La société américaine de compléments alimentaires et de produits minceur Herbalife a remporté vendredi un long bras de fer avec un grand nom de Wall Street, l'accusant de fraude pyramidale, mais devra payer à ses membres 200 millions de dollars de compensations.

La commission fédérale de la concurrence américaine (FTC) a jugé que la manière de fonctionner d'Herbalife n'est pas frauduleuse, mais qu'elle devra être néanmoins profondément modifiée.
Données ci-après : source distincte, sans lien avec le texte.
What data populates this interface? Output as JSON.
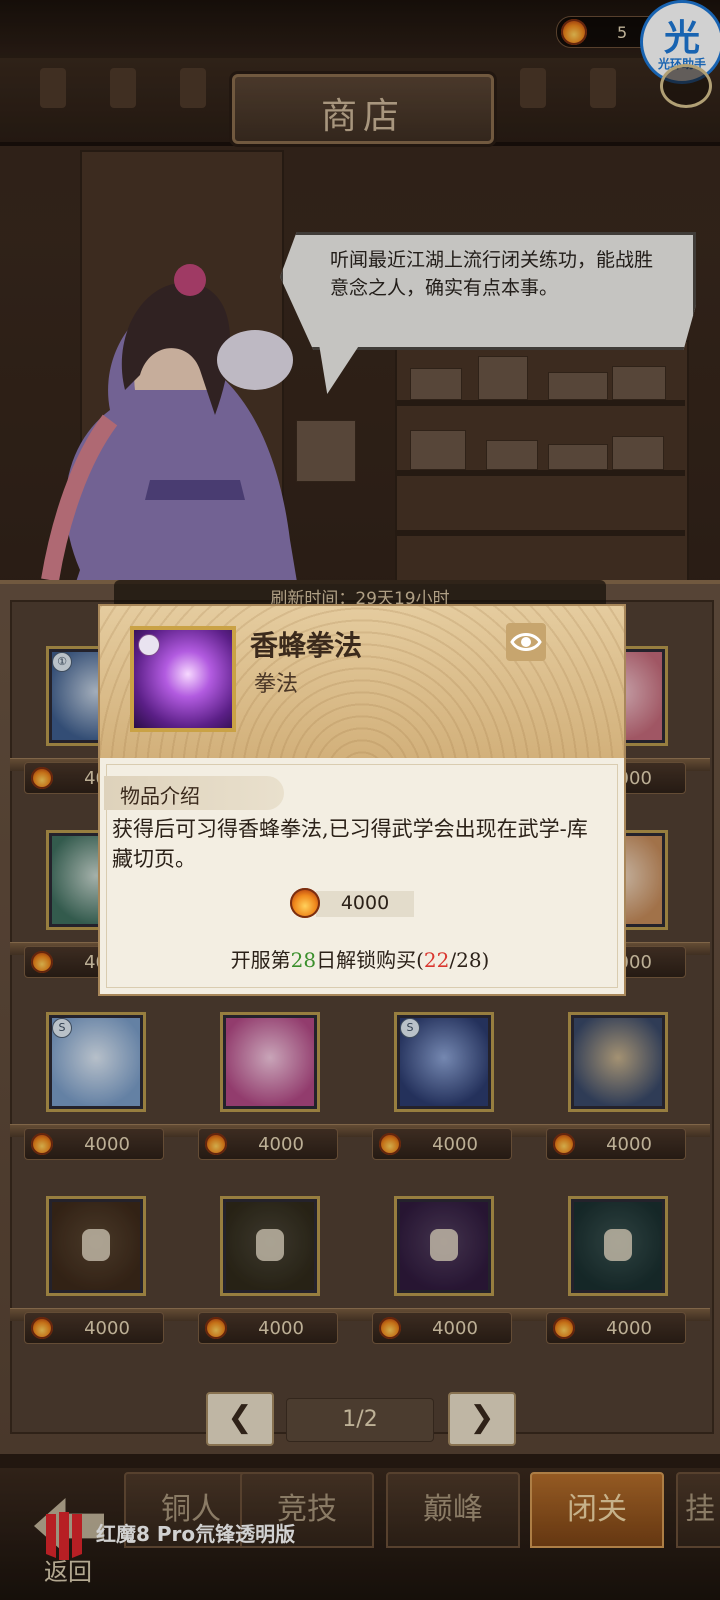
{
  "header": {
    "currency_value": "5",
    "assistant_label": "光环助手",
    "assistant_glyph": "光",
    "shop_title": "商店"
  },
  "npc": {
    "speech": "听闻最近江湖上流行闭关练功，能战胜意念之人，确实有点本事。"
  },
  "shop": {
    "refresh_text": "刷新时间：29天19小时",
    "rows": [
      {
        "items": [
          {
            "price": "4000",
            "tag": "①",
            "locked": false,
            "art": [
              "#3f5f8f",
              "#c7d4e4"
            ]
          },
          {
            "price": "",
            "tag": "",
            "locked": false,
            "art": [
              "#444",
              "#666"
            ]
          },
          {
            "price": "",
            "tag": "",
            "locked": false,
            "art": [
              "#444",
              "#666"
            ]
          },
          {
            "price": "4000",
            "tag": "",
            "locked": false,
            "art": [
              "#c46a7a",
              "#f2c7cf"
            ]
          }
        ]
      },
      {
        "items": [
          {
            "price": "4000",
            "tag": "",
            "locked": false,
            "art": [
              "#3f6f5f",
              "#c9d8d0"
            ]
          },
          {
            "price": "",
            "tag": "",
            "locked": false,
            "art": [
              "#444",
              "#666"
            ]
          },
          {
            "price": "",
            "tag": "",
            "locked": false,
            "art": [
              "#444",
              "#666"
            ]
          },
          {
            "price": "4000",
            "tag": "",
            "locked": false,
            "art": [
              "#c58b5a",
              "#f1dcc6"
            ]
          }
        ]
      },
      {
        "items": [
          {
            "price": "4000",
            "tag": "S",
            "locked": false,
            "art": [
              "#7b9ec9",
              "#dfeaf6"
            ]
          },
          {
            "price": "4000",
            "tag": "",
            "locked": false,
            "art": [
              "#b34a86",
              "#f5c9e1"
            ]
          },
          {
            "price": "4000",
            "tag": "S",
            "locked": false,
            "art": [
              "#2c3c70",
              "#8fa6d8"
            ]
          },
          {
            "price": "4000",
            "tag": "",
            "locked": false,
            "art": [
              "#3a4a6a",
              "#c8b28c"
            ]
          }
        ]
      },
      {
        "items": [
          {
            "price": "4000",
            "tag": "",
            "locked": true,
            "art": [
              "#8a5d3a",
              "#c69a6e"
            ]
          },
          {
            "price": "4000",
            "tag": "",
            "locked": true,
            "art": [
              "#6a5d3a",
              "#a3987a"
            ]
          },
          {
            "price": "4000",
            "tag": "",
            "locked": true,
            "art": [
              "#6a3a8a",
              "#b58ad0"
            ]
          },
          {
            "price": "4000",
            "tag": "",
            "locked": true,
            "art": [
              "#3a6a6a",
              "#7fb3b0"
            ]
          }
        ]
      }
    ],
    "page_indicator": "1/2",
    "prev_label": "❮",
    "next_label": "❯"
  },
  "tabs": {
    "items": [
      {
        "label": "铜人",
        "active": false
      },
      {
        "label": "竞技",
        "active": false
      },
      {
        "label": "巅峰",
        "active": false
      },
      {
        "label": "闭关",
        "active": true
      },
      {
        "label": "挂",
        "active": false
      }
    ],
    "back_label": "返回"
  },
  "device": {
    "model_text": "红魔8 Pro氘锋透明版"
  },
  "popup": {
    "name": "香蜂拳法",
    "type": "拳法",
    "intro_label": "物品介绍",
    "intro_text": "获得后可习得香蜂拳法,已习得武学会出现在武学-库藏切页。",
    "cost": "4000",
    "unlock_prefix": "开服第",
    "unlock_day": "28",
    "unlock_mid": "日解锁购买(",
    "unlock_current": "22",
    "unlock_suffix": "/28)"
  },
  "colors": {
    "accent_tab": "#b56e2b",
    "unlock_green": "#3a8f2c",
    "unlock_red": "#d9362f"
  }
}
La société, objet depuis plusieurs années de dénonciations de l'investisseur Bill Ackman, qui l'accusait d'être un mécanisme frauduleux de style «Ponzi», se voit ainsi exonérée de cette accusation, même si elle ne sort pas totalement blanchie de l'enquête de la FTC.

«Cette décision exige d'Herbalife de restructurer fondamentalement ses activités de manière à ce que les participants soient récompensés pour ce qu'ils vendent et non pas sur la base du nombre de personnes qu'ils recrutent», a souligné dans un communiqué la présidente de la FTC Edith Ramirez.
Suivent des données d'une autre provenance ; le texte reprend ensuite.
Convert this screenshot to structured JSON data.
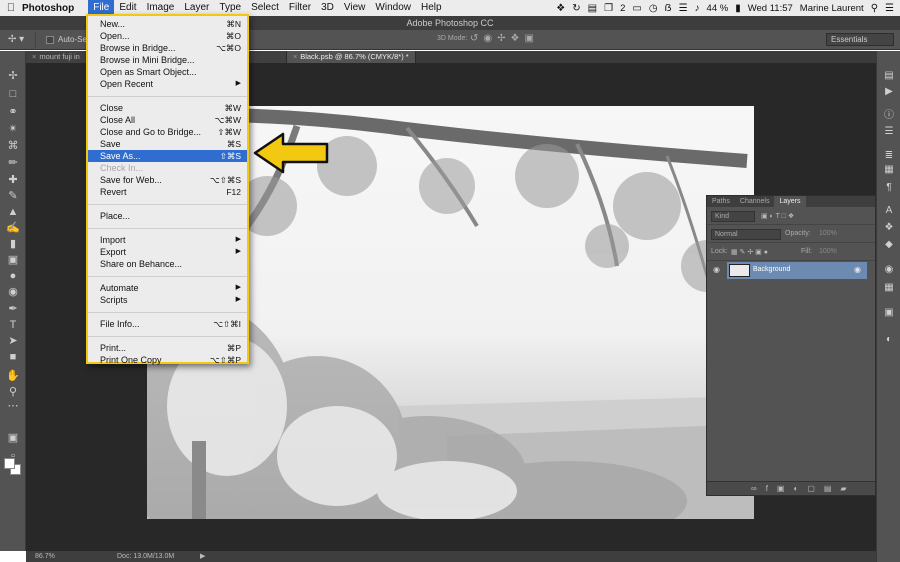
{
  "macbar": {
    "app_name": "Photoshop",
    "menus": [
      "File",
      "Edit",
      "Image",
      "Layer",
      "Type",
      "Select",
      "Filter",
      "3D",
      "View",
      "Window",
      "Help"
    ],
    "badge": "2",
    "battery": "44 %",
    "clock": "Wed 11:57",
    "user": "Marine Laurent"
  },
  "window": {
    "title": "Adobe Photoshop CC"
  },
  "options": {
    "auto_select": "Auto-Selec",
    "mode3d": "3D Mode:",
    "workspace": "Essentials"
  },
  "tabs": [
    {
      "label": "mount fuji in",
      "active": false
    },
    {
      "label": "Black.psb @ 86.7% (CMYK/8*) *",
      "active": true
    }
  ],
  "file_menu": {
    "items": [
      {
        "label": "New...",
        "shortcut": "⌘N"
      },
      {
        "label": "Open...",
        "shortcut": "⌘O"
      },
      {
        "label": "Browse in Bridge...",
        "shortcut": "⌥⌘O"
      },
      {
        "label": "Browse in Mini Bridge...",
        "shortcut": ""
      },
      {
        "label": "Open as Smart Object...",
        "shortcut": ""
      },
      {
        "label": "Open Recent",
        "shortcut": "",
        "submenu": true
      },
      {
        "separator": true
      },
      {
        "label": "Close",
        "shortcut": "⌘W"
      },
      {
        "label": "Close All",
        "shortcut": "⌥⌘W"
      },
      {
        "label": "Close and Go to Bridge...",
        "shortcut": "⇧⌘W"
      },
      {
        "label": "Save",
        "shortcut": "⌘S"
      },
      {
        "label": "Save As...",
        "shortcut": "⇧⌘S",
        "selected": true
      },
      {
        "label": "Check In...",
        "shortcut": "",
        "disabled": true
      },
      {
        "label": "Save for Web...",
        "shortcut": "⌥⇧⌘S"
      },
      {
        "label": "Revert",
        "shortcut": "F12"
      },
      {
        "separator": true
      },
      {
        "label": "Place...",
        "shortcut": ""
      },
      {
        "separator": true
      },
      {
        "label": "Import",
        "shortcut": "",
        "submenu": true
      },
      {
        "label": "Export",
        "shortcut": "",
        "submenu": true
      },
      {
        "label": "Share on Behance...",
        "shortcut": ""
      },
      {
        "separator": true
      },
      {
        "label": "Automate",
        "shortcut": "",
        "submenu": true
      },
      {
        "label": "Scripts",
        "shortcut": "",
        "submenu": true
      },
      {
        "separator": true
      },
      {
        "label": "File Info...",
        "shortcut": "⌥⇧⌘I"
      },
      {
        "separator": true
      },
      {
        "label": "Print...",
        "shortcut": "⌘P"
      },
      {
        "label": "Print One Copy",
        "shortcut": "⌥⇧⌘P"
      }
    ]
  },
  "layers_panel": {
    "tabs": [
      "Paths",
      "Channels",
      "Layers"
    ],
    "active_tab": "Layers",
    "kind": "Kind",
    "blend_mode": "Normal",
    "opacity_label": "Opacity:",
    "opacity_value": "100%",
    "lock_label": "Lock:",
    "fill_label": "Fill:",
    "fill_value": "100%",
    "layer_name": "Background"
  },
  "status": {
    "zoom": "86.7%",
    "doc": "Doc: 13.0M/13.0M"
  },
  "colors": {
    "accent": "#2f6dd0",
    "highlight": "#f2c811",
    "layer_selected": "#6d8bb0"
  }
}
«Herbalife va maintenant devoir présenter de manière honnête combien ses membres peuvent gagner et devra compenser les consommateurs pour les pertes qu'ils ont subies en conséquence de ce que nous considérons comme des pratiques déloyales et trompeuses», a-t-elle ajouté.
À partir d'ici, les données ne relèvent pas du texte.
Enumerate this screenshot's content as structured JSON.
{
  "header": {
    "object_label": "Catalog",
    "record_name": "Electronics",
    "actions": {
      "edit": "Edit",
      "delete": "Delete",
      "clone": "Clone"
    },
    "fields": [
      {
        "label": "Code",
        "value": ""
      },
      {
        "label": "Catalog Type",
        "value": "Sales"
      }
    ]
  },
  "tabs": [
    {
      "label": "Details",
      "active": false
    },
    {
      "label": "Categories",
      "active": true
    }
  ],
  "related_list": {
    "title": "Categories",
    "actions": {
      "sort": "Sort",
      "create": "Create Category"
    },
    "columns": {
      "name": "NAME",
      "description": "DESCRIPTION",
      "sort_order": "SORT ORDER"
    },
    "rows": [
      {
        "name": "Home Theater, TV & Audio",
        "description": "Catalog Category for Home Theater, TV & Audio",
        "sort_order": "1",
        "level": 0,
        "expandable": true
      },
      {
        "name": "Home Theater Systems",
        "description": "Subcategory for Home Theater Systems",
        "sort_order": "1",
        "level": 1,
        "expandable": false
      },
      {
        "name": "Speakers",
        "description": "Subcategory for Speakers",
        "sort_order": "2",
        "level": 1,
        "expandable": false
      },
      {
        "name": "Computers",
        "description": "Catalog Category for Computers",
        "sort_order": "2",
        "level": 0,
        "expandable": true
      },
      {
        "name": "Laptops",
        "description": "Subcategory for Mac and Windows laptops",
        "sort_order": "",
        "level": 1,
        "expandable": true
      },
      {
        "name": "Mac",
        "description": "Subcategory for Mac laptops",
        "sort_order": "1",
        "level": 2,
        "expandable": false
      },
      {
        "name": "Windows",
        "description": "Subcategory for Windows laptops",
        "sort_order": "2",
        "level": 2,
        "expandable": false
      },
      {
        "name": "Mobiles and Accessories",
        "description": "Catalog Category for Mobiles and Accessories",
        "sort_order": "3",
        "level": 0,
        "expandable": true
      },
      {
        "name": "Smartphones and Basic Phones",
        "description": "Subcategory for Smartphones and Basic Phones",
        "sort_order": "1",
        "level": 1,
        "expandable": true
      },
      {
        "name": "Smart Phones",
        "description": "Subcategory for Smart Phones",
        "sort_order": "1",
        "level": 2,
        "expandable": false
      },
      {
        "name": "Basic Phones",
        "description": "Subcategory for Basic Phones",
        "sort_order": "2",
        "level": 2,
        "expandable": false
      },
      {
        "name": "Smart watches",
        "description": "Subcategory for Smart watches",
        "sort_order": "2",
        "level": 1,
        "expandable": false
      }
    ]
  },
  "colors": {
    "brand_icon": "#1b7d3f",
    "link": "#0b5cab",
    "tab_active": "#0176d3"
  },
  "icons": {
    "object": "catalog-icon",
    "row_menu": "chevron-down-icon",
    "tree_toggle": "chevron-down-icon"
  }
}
Herbalife a souligné dans un communiqué que la décision de la FTC ne l'obligeait pas à changer son modèle de vente directe au consommateur. Elle a également indiqué que, suite à cette décision, un autre grand nom de Wall Street, Carl Icahn, allait pouvoir porter sa participation en son sein de 25% à 34,99%.

Icahn contre Ackman

M. Ackman, un des investisseurs les plus réputés de Wall Street, estime qu'Herbalife est une fraude pyramidale. Il avait misé jusqu'à un milliard de dollars sur l'effondrement boursier du groupe.

Par le biais de son fonds d'investissement Pershing, il a indiqué vendredi qu'il s'attendait à ce qu'«une fois la restructuration des activités d'Herbalife finalisée, ces changements structurels provoqueront l'effondrement de la pyramide, car les principaux distributeurs et les autres emmèneront leurs réseaux de distribution ailleurs ou abandonneront leurs activités».

«Si Bill Ackman et moi-même avons des relations amicales, nous sommes d'accord pour ne pas être d'accord sur le sujet» d'Herbalife, a souligné Carl Icahn dans un communiqué séparé, affirmant que ceux qui avaient parié contre Herbalife avaient eu «complètement tort».

Herbalife, fondée en 1980, écoule dans plus de 80 pays ses substituts de repas et ses barres énergétiques sur le modèle de Tupperware, c'est-à-dire par un réseau de distributeurs qui pratiquent cette activité à domicile. Pour Bill Ackman, la société gagne de l'argent non en vendant ses produits aux particuliers mais en recrutant sans cesse de nouveaux revendeurs obligés d'acquérir ces produits.

À la suite de la décision de la FTC, le cours de l'action Herbalife progressait de 9,84% à 65,21 dollars vers 13 h 30 à Wall Street. M. Ackman avait parié qu'elle tomberait à 47 dollars.

Selon la FTC, Herbalife affirmait à ses membres qu'ils pouvaient quitter leur emploi pour gagner des milliers de dollars par mois en vendant les produits du groupe et s'enrichir. Mais, selon la Commission, «la vérité (...) est que la grande majorité des distributeurs qui rejoignaient l'opération ne gagnait que peu ou pas d'argent» et que le revenu des «chefs de ventes» pour 2014 ne dépassait pas en moyenne 300 dollars.

Selon des propres chiffres d'Herbalife cités par la FTC, les responsables des «clubs nutritionnels» chargés de distribuer les produits devaient réaliser un investissement initial de 8.500 dollars, mais 57% d'entre eux ont ensuite indiqué de pas gagner d'argent, voire en perdre.

Parmi les mesures qu'Herbalife va devoir prendre pour changer ses pratiques, il lui faudra désormais différencier entre ceux qui rejoignent le groupe pour acheter et ceux qui les vendent, les acheteurs ne pouvant être en même temps vendeurs. Les revenus devront être assis sur les ventes réellement effectuées et non sur la base du nombre de membres recrutés et les frais liés à l'ouverture des centres devront être supportés par l'entreprise et non les membres.

Herbalife devra aussi pour les sept prochaines années faire vérifier ses activités par un contrôleur indépendant.

Les détails du plan de compensation et sur la manière dont seront distribués les 200 millions de dollars seront annoncés ultérieurement, a précisé la FTC.